May Revise is on the Horizon
Governor Newsom has a history of releasing his revised budget on May 14th each year. This "May Revise" is a revision of the state budget he released in January, with the final budget adopted in June. As May Revise approaches, staff at EveryChild California has their ear to the ground, listening for signals about what we should expect once the revised Governor's budget is released. While we're bracing for a strained budget, there was a glimmer of hope recently highlighted by Jason Sisney, a California budget advisor, in his personal Substack (an online newsletter readers can subscribe to).
According to Sisney's analysis, income tax collections, which include both personal income tax and corporate income tax, came in $3.3 billion over the original forecast of $30.5 billion. While this seems like a windfall, it's important to remember that this figure may be adjusted as more information comes in. For example, June is another high-collection month, and actual collections could impact the final budget depending on how they compare to forecasts. Additionally, California has constitutional obligations to fund the state's rainy day fund as well as our schools and community colleges, which limits how this revenue can be used.

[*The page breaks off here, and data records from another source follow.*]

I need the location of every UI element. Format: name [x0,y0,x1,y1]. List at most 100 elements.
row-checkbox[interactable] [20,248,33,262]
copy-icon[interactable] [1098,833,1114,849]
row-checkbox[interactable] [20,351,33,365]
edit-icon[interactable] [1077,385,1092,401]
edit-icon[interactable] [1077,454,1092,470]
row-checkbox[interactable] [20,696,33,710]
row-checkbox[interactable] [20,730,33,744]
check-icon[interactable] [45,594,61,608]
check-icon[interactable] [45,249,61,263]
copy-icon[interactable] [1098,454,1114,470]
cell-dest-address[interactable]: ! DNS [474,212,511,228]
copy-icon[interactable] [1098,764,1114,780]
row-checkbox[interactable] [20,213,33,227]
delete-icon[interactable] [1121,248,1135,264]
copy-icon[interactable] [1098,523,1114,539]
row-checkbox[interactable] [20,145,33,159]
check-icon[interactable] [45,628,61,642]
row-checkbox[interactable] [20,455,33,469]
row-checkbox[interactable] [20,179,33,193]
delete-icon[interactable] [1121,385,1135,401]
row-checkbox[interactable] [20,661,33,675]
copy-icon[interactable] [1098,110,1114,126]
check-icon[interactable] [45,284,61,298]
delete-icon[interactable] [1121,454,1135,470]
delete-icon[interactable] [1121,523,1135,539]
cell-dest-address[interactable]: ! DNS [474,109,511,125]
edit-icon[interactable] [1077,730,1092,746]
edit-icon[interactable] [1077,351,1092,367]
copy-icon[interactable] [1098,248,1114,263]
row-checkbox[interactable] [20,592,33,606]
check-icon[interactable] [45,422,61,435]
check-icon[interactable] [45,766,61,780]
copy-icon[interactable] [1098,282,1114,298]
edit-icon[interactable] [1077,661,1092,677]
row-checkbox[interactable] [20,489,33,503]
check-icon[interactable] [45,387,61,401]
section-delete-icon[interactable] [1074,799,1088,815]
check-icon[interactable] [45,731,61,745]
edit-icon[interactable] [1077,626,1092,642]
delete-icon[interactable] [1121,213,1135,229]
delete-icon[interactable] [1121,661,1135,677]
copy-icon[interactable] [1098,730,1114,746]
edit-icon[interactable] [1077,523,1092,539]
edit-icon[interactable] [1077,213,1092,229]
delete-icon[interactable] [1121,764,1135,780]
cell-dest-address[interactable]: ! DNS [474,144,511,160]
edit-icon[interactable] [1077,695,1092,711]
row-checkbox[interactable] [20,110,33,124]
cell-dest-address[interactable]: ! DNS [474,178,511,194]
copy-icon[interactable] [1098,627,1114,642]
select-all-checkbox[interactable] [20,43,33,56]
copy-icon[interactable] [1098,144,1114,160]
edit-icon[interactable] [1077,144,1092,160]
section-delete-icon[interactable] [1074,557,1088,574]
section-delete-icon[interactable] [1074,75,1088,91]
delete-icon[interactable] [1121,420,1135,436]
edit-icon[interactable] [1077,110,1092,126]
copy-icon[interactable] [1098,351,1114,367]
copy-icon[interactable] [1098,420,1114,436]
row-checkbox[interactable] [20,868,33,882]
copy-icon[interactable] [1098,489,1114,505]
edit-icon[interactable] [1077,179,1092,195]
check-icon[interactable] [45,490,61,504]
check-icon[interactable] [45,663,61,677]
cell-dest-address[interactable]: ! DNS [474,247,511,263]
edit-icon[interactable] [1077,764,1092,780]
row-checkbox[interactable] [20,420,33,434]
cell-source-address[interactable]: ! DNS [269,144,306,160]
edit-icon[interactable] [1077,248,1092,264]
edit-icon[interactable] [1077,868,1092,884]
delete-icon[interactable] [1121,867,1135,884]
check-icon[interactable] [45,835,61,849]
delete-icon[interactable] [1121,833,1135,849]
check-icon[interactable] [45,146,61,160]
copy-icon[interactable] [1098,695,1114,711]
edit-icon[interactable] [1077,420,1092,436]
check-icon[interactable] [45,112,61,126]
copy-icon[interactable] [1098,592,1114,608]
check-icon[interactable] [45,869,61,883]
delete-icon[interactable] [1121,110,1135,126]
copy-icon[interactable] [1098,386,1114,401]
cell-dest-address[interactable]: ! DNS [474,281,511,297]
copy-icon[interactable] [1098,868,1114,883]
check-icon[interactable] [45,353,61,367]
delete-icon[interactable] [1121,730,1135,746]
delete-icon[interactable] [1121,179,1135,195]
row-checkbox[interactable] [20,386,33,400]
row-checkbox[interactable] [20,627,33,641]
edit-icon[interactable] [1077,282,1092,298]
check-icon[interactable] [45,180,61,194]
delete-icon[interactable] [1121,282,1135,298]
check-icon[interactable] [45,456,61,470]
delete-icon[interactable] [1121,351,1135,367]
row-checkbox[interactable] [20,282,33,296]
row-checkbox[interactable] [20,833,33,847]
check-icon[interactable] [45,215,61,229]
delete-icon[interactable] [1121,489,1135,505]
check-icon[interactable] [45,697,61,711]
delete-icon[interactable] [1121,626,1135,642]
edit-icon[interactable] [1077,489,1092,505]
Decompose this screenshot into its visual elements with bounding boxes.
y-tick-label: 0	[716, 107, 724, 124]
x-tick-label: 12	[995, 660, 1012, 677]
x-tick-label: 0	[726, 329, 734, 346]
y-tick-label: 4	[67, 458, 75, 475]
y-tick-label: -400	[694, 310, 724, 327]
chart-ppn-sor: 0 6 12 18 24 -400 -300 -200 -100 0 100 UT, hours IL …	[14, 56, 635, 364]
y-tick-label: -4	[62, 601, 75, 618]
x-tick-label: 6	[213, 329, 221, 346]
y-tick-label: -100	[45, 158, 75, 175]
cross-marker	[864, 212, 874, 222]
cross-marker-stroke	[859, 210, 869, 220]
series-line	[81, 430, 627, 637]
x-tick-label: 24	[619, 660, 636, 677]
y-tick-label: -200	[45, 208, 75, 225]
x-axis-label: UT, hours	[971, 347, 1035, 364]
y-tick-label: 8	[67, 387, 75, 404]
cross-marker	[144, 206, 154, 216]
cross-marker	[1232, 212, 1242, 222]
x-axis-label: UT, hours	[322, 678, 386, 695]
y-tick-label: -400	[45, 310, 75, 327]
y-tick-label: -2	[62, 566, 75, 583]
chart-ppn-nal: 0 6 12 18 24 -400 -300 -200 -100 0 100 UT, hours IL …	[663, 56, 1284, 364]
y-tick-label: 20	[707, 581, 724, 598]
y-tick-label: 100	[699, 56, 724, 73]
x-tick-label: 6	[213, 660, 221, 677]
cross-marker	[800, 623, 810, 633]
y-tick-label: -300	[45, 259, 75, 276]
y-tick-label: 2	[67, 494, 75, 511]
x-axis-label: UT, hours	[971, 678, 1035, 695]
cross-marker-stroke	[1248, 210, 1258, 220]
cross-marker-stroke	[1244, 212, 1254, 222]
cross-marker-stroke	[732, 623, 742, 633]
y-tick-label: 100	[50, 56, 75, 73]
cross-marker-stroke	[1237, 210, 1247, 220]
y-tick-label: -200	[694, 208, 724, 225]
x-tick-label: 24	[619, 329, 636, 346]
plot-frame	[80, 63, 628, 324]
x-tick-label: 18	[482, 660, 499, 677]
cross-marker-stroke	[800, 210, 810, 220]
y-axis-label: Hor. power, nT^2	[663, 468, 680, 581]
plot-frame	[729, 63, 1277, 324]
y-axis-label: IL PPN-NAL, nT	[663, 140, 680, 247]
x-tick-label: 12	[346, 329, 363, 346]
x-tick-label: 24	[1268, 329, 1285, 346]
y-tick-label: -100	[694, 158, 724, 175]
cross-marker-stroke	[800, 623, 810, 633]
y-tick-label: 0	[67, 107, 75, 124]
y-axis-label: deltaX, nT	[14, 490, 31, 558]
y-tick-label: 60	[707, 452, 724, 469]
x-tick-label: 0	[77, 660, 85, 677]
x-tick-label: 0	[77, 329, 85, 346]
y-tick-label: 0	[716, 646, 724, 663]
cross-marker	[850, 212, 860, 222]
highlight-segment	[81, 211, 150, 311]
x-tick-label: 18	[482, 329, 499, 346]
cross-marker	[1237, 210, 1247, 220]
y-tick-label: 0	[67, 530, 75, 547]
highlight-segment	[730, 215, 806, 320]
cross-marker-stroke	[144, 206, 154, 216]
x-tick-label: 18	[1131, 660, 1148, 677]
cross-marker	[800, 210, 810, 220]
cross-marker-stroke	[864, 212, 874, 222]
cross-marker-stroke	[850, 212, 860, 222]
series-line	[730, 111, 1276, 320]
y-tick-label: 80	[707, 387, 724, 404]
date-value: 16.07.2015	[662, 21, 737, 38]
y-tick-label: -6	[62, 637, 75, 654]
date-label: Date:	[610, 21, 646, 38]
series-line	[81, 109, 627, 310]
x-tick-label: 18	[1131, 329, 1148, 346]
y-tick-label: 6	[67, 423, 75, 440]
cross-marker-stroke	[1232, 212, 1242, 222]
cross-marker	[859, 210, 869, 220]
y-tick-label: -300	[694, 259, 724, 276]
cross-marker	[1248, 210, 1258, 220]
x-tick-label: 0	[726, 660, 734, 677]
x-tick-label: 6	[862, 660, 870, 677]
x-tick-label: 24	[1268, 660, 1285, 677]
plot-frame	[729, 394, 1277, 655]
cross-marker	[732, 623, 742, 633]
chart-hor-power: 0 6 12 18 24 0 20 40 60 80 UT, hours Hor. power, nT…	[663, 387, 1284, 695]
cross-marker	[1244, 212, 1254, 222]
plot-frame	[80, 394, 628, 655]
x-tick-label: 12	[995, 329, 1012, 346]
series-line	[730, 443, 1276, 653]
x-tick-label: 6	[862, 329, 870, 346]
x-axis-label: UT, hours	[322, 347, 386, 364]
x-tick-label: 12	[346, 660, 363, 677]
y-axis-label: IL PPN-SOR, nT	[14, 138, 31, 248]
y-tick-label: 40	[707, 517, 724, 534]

Still, the hope is that stronger-than-expected state income, combined with a robust stock market, will put California in a healthier budgetary position heading into final budget negotiations. The reality, however, remains complicated. Inflation continues to impact all of us, including the state, and the ongoing threat of federal funding cuts creates unpredictable pressures that could significantly affect California's bottom line. These uncertainties mean we can't count on good news just yet. Even so, we at EveryChild California remain cautiously optimistic that this is a sign of healthier California budgets to come!